你的坦率的茫然比精心编造的理由更有说服力。伏黑惠决定带你去一个名叫“咒术高专”的地方,让你和同样有千年前经历的天元大人对话,由天元判断你的立场。
“居然活了千年之久吗?”你有些惊讶,任由他从柜子里给你拿出外套和袜子,“稍等,伏黑大人。袜袋这种东西,我还是会穿的。”
“同样是千年前的人,你们不认识吗?”看你坐在凳子上,费力地拽开袜子研究,伏黑惠还是蹲下身,帮你套了上去。
你也坦然地伸着脚,任由他整理:
“千年前的咒术师大多互不相识。
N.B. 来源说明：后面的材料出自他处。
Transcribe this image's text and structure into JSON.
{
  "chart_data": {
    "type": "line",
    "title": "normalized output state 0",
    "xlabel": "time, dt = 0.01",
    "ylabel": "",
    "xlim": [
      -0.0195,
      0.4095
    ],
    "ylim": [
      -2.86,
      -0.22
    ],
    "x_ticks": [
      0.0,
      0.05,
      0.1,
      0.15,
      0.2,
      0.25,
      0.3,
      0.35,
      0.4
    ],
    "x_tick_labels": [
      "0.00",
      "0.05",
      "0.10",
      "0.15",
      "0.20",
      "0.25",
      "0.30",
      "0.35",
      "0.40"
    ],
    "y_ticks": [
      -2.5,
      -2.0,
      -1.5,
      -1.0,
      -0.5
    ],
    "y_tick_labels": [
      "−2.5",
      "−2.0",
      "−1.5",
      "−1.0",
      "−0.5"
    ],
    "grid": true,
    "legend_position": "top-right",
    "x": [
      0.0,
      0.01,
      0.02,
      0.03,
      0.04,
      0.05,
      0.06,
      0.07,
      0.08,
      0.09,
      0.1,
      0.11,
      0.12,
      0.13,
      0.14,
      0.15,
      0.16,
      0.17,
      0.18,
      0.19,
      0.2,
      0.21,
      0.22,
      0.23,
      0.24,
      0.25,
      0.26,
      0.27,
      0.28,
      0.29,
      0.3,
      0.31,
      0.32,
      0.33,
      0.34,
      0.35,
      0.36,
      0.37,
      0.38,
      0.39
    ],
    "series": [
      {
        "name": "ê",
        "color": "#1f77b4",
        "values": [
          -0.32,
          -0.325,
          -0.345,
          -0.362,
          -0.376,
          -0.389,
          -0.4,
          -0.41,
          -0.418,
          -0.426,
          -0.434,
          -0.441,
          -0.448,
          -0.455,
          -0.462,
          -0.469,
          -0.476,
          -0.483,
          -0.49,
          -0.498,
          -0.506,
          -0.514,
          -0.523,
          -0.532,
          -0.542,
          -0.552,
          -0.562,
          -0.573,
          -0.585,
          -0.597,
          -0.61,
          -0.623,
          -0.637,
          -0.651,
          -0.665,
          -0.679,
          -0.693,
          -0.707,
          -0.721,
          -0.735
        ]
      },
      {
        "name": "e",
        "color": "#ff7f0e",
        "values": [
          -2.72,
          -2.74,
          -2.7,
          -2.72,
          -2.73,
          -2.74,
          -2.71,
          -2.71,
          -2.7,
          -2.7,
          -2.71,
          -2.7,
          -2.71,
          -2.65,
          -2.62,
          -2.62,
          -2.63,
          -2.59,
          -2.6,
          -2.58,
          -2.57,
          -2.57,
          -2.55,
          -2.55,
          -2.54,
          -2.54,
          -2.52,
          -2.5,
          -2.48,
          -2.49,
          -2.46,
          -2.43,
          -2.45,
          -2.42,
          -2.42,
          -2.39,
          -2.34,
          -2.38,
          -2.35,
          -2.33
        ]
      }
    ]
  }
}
人间的土地那样广阔,我们一生所能依仗的地方,有时却只有百步大小。我只听闻天元大人精于结界,也曾传布佛法,却从未见过一面。毕竟在我成为结界师以前,天元大人便已经是名满天下的大人物了。”
收拾好你与津美纪的随身物品后,伏黑惠找到医生办理出院手续,也从他们口中再次确认了东京如今的处境。
留守的医护人员不愿抛下那些没有亲属来接的病人,可继续困守在这里,药物、氧气与备用电力迟早会耗尽。更危险的是,游荡的咒灵和那些突然觉醒术式、尚且无法控制自己的现代咒术师,随时可能穿过住院区的封锁,再带来一场灾难。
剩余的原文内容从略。